Objectif : responsabiliser sans pénaliser l’accès
Le dispositif s’inscrit dans une logique de maîtrise des apports et de lutte contre les dépôts inadaptés, tout en conservant un accès régulier aux déchetteries. Le principe est simple : au-delà des 24 visites annuelles, chaque passage est facturé. D’après le point présenté en conseil communautaire, l’écrasante majorité des foyers restent très en deçà du seuil. Cela suggère que, pour l’instant, la mesure a un effet incitatif sans générer d’exclusions massives.
Le compostage, un levier complémentaire
La collectivité met en parallèle l’accent sur la prévention à la source, notamment par le compostage. Des dispositifs partagés pour l’habitat collectif commencent à être installés.

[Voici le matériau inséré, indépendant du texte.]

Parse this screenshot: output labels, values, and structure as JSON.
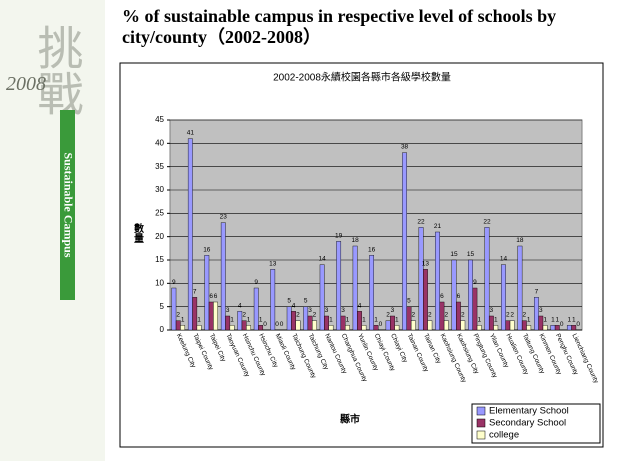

Le vice-président chargé du dossier, Jean‑Marc Weber, a rappelé l’effort déjà consenti depuis plusieurs années :
« Plus de 6 500 composteurs individuels ont été distribués depuis 2015. »

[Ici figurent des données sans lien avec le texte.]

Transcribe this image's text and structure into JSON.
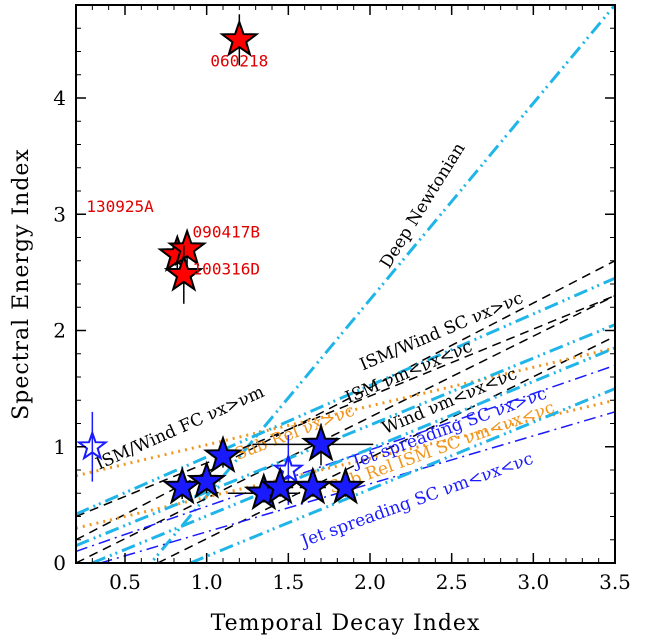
{
  "chart_data": {
    "type": "scatter",
    "xlabel": "Temporal Decay Index",
    "ylabel": "Spectral Energy Index",
    "xlim": [
      0.2,
      3.5
    ],
    "ylim": [
      0,
      4.8
    ],
    "xticks": [
      "0.5",
      "1.0",
      "1.5",
      "2.0",
      "2.5",
      "3.0",
      "3.5"
    ],
    "xtick_values": [
      0.5,
      1.0,
      1.5,
      2.0,
      2.5,
      3.0,
      3.5
    ],
    "yticks": [
      "0",
      "1",
      "2",
      "3",
      "4"
    ],
    "ytick_values": [
      0,
      1,
      2,
      3,
      4
    ],
    "grid": false,
    "colors": {
      "red": "#ff0000",
      "blue": "#1a1aff",
      "cyan": "#1fb5e8",
      "orange": "#f0961e",
      "black": "#000000",
      "label_red": "#e00000"
    },
    "points": {
      "red_filled": [
        {
          "x": 1.2,
          "y": 4.5,
          "yerr": [
            0.22,
            0.22
          ],
          "label": "060218"
        },
        {
          "x": 0.82,
          "y": 2.65,
          "yerr": [
            0.15,
            0.15
          ],
          "label": "130925A"
        },
        {
          "x": 0.88,
          "y": 2.7,
          "yerr": [
            0.15,
            0.15
          ],
          "label": "090417B"
        },
        {
          "x": 0.86,
          "y": 2.48,
          "yerr": [
            0.25,
            0.25
          ],
          "label": "100316D"
        }
      ],
      "blue_filled": [
        {
          "x": 1.1,
          "y": 0.92,
          "xerr": 0.05,
          "yerr": 0.1
        },
        {
          "x": 0.85,
          "y": 0.65,
          "xerr": 0.06,
          "yerr": 0.1
        },
        {
          "x": 1.0,
          "y": 0.7,
          "xerr": 0.06,
          "yerr": 0.1
        },
        {
          "x": 1.35,
          "y": 0.6,
          "xerr": 0.22,
          "yerr": 0.08
        },
        {
          "x": 1.45,
          "y": 0.65,
          "xerr": 0.08,
          "yerr": 0.08
        },
        {
          "x": 1.65,
          "y": 0.65,
          "xerr": 0.08,
          "yerr": 0.08
        },
        {
          "x": 1.85,
          "y": 0.65,
          "xerr": 0.05,
          "yerr": 0.08
        },
        {
          "x": 1.7,
          "y": 1.02,
          "xerr": [
            0.42,
            0.32
          ],
          "yerr": 0.18
        }
      ],
      "blue_open": [
        {
          "x": 0.3,
          "y": 1.0,
          "yerr": [
            0.3,
            0.3
          ]
        },
        {
          "x": 1.5,
          "y": 0.8,
          "yerr": [
            0.3,
            0.3
          ]
        }
      ]
    },
    "lines": [
      {
        "name": "Deep Newtonian",
        "color": "cyan",
        "style": "dashdotdot",
        "width": 3,
        "x": [
          0.6,
          3.5
        ],
        "y": [
          -0.1,
          4.8
        ]
      },
      {
        "name": "ISM/Wind SC νx>νc",
        "color": "black",
        "style": "dash",
        "width": 1.5,
        "x": [
          0.2,
          3.5
        ],
        "y": [
          0.2,
          2.6
        ]
      },
      {
        "name": "ISM νm<νx<νc",
        "color": "black",
        "style": "dash",
        "width": 1.5,
        "x": [
          0.2,
          3.5
        ],
        "y": [
          0.0,
          2.3
        ]
      },
      {
        "name": "Wind νm<νx<νc",
        "color": "black",
        "style": "dash",
        "width": 1.5,
        "x": [
          0.7,
          3.5
        ],
        "y": [
          0.0,
          1.95
        ]
      },
      {
        "name": "ISM/Wind FC νx>νm",
        "color": "black",
        "style": "dash",
        "width": 1.5,
        "x": [
          0.2,
          3.5
        ],
        "y": [
          0.4,
          2.3
        ]
      },
      {
        "name": "Sub Rel νx>νc",
        "color": "orange",
        "style": "dot",
        "width": 3,
        "x": [
          0.2,
          3.5
        ],
        "y": [
          0.75,
          1.85
        ]
      },
      {
        "name": "Sub Rel ISM SC νm<νx<νc",
        "color": "orange",
        "style": "dot",
        "width": 3,
        "x": [
          0.2,
          3.5
        ],
        "y": [
          0.3,
          1.4
        ]
      },
      {
        "name": "Jet spreading SC νx>νc",
        "color": "blue",
        "style": "dashdot",
        "width": 1.5,
        "x": [
          0.2,
          3.5
        ],
        "y": [
          0.1,
          1.7
        ]
      },
      {
        "name": "Jet spreading SC νm<νx<νc",
        "color": "blue",
        "style": "dashdot",
        "width": 1.5,
        "x": [
          0.35,
          3.5
        ],
        "y": [
          0.0,
          1.3
        ]
      },
      {
        "name": "",
        "color": "cyan",
        "style": "dashdotdot",
        "width": 3,
        "x": [
          0.2,
          3.5
        ],
        "y": [
          0.42,
          2.45
        ]
      },
      {
        "name": "",
        "color": "cyan",
        "style": "dashdotdot",
        "width": 3,
        "x": [
          0.2,
          3.5
        ],
        "y": [
          0.15,
          2.05
        ]
      },
      {
        "name": "",
        "color": "cyan",
        "style": "dashdotdot",
        "width": 3,
        "x": [
          0.3,
          3.5
        ],
        "y": [
          0.0,
          1.85
        ]
      },
      {
        "name": "",
        "color": "cyan",
        "style": "dashdotdot",
        "width": 3,
        "x": [
          0.9,
          3.5
        ],
        "y": [
          0.0,
          1.5
        ]
      }
    ],
    "line_labels": [
      {
        "text": "Deep Newtonian",
        "color": "black",
        "x": 2.35,
        "y": 3.05,
        "angle": -58
      },
      {
        "text": "ISM/Wind SC νx>νc",
        "color": "black",
        "x": 2.45,
        "y": 1.95,
        "angle": -23
      },
      {
        "text": "ISM νm<νx<νc",
        "color": "black",
        "x": 2.25,
        "y": 1.6,
        "angle": -23
      },
      {
        "text": "Wind νm<νx<νc",
        "color": "black",
        "x": 2.5,
        "y": 1.35,
        "angle": -23
      },
      {
        "text": "ISM/Wind FC νx>νm",
        "color": "black",
        "x": 0.85,
        "y": 1.12,
        "angle": -24
      },
      {
        "text": "Sub Rel νx>νc",
        "color": "orange",
        "x": 1.55,
        "y": 1.08,
        "angle": -21
      },
      {
        "text": "Jet spreading SC νx>νc",
        "color": "blue",
        "x": 2.5,
        "y": 1.12,
        "angle": -20
      },
      {
        "text": "Sub Rel ISM SC νm<νx<νc",
        "color": "orange",
        "x": 2.45,
        "y": 0.95,
        "angle": -20
      },
      {
        "text": "Jet spreading SC νm<νx<νc",
        "color": "blue",
        "x": 2.3,
        "y": 0.5,
        "angle": -20
      }
    ],
    "point_labels": [
      {
        "text": "060218",
        "color": "label_red",
        "x": 1.2,
        "y": 4.27
      },
      {
        "text": "130925A",
        "color": "label_red",
        "x": 0.47,
        "y": 3.02
      },
      {
        "text": "090417B",
        "color": "label_red",
        "x": 1.12,
        "y": 2.8
      },
      {
        "text": "100316D",
        "color": "label_red",
        "x": 1.12,
        "y": 2.48
      }
    ]
  }
}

Ce basculement vers la valorisation des biodéchets doit, à terme, réduire les volumes amenés en déchetterie et limiter les trajets, avec des effets environnementaux et économiques attendus.
Des données qui éclairent les usages
| Indicateur | État des lieux |
|---|---|
| Passages autorisés/an | 24 (au-delà : passage payant) |
| Habitants ayant atteint le quota | 20 personnes |
| Population concernée | Environ 85 000 habitants |
| Mise en place du badge | Depuis le début de l’année |
| Composteurs individuels distribués | 6 500+ depuis 2015 |
Quels impacts pour les usagers ?
Pour la plupart des foyers, le plafond de 24 passages offre une marge confortable pour évacuer encombrants, déchets verts ou gravats légers, sans surcoût. Les apports réguliers, mais ciblés, facilitent aussi le contrôle des flux et la qualité du tri sur site. À l’inverse, les profils qui s’approchent du seuil (bricolage intensif, grands jardins, déménagements) devront planifier davantage : mutualiser les déplacements, regrouper les dépôts, et orienter une partie des biodéchets vers le compostage.
Réduction des déchets : une trajectoire à confirmer
Le très faible nombre d’usagers ayant atteint le quota ne suffit pas, à lui seul, à mesurer l’impact global sur les tonnages. Il illustre toutefois un changement d’habitudes en cours : des passages mieux pensés, une montée du compostage, et un encadrement plus lisible des usages des déchetteries. L’extension des solutions de proximité pour les biodéchets, notamment en pied d’immeuble, sera déterminante pour conforter cette dynamique.
À retenir pour bien s’organiser
- Le plafond annuel est de 24 passages en déchetterie ; au-delà, un paiement s’applique.
- Le badge est nécessaire à chaque visite ; conservez-le et présentez-le systématiquement.
- Des composteurs partagés se déploient pour l’habitat collectif ; le compostage individuel a déjà passé la barre des 6 500 équipements distribués depuis 2015.
Ce premier bilan, livré en conseil communautaire, conforte une orientation qui associe maîtrise des flux et prévention. Les prochains mois diront si la réduction des apports, portée par le tri et le compostage, s’ancre durablement dans les pratiques du quotidien.